But by the sounds of it 2K has got it right again
Posted by slops
On Thursday 23 Oct 2008 8:55 PM
I've had this game since the 11th and I can't get enough of it. I played the Live demo and although they improved a little, 2K/VC have done it once again and retained the crown as the best bball simulation. It looks real to watch and even better when playing it.

I tried the full version of Live and it still feels the same. With all the features in Live, I would've thought that they would deliver this year. Sadly it ain't so.

I switched from Live to 2K when I bought a 360, and haven't looked back since. At this rate, I won't be second guessing Live. 2K is definitely worth the 8.8.

Hey Laser, I thought te same but I play ball in real life and this game is too good to pass by. I even traded GTA IV towards this game.

Good read Dene, cheers...
Posted by that_black_guy
On Thursday 23 Oct 2008 9:50 PM
I love 2K8 and can't see me going back to Live after playing 2K8 to death.
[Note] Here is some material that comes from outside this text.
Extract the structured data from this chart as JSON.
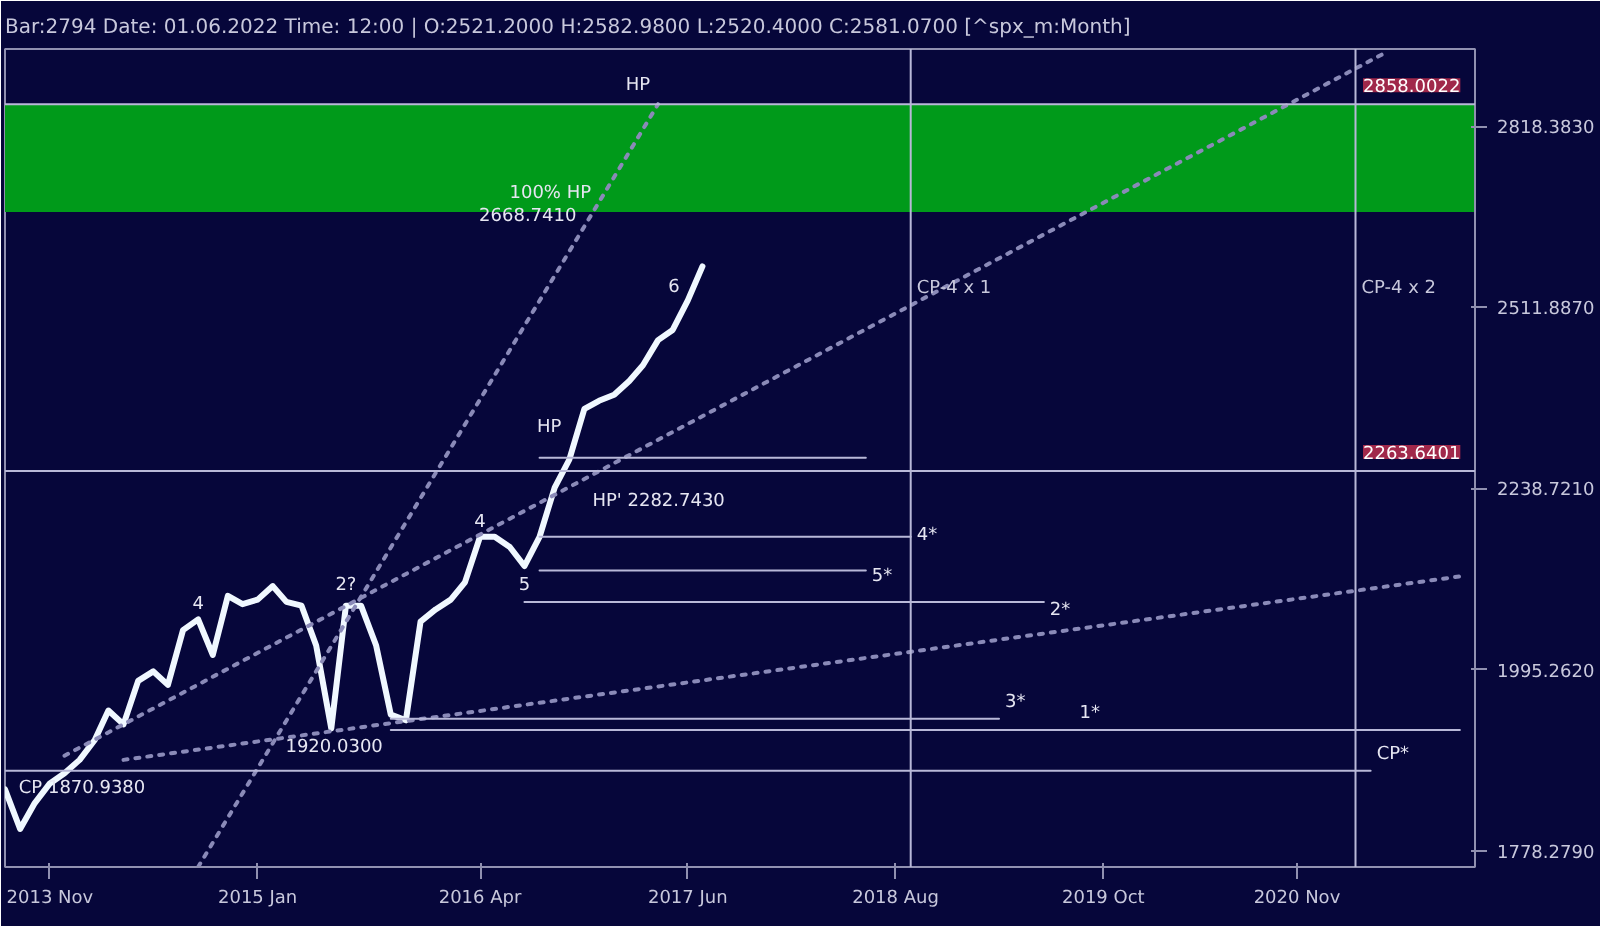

I'm considering trading 2K8 for 2K9 but it's tough times considering all the other big games coming out.

I tried the Live09 demo and found that the "new" pick and roll move was too easy to exploit and the defense didn't adjust, so I won't be going back to that no time soon
Posted by twisterjamz
On Sunday 8 Mar 2009 7:34 PM
best nba game to arrive on ps3 so far
Posted by AndyTheNoob
On Friday 20 Mar 2009 2:32 PM
i borrowed 2k9 of a friend and its better than live but still room for improvement in online features.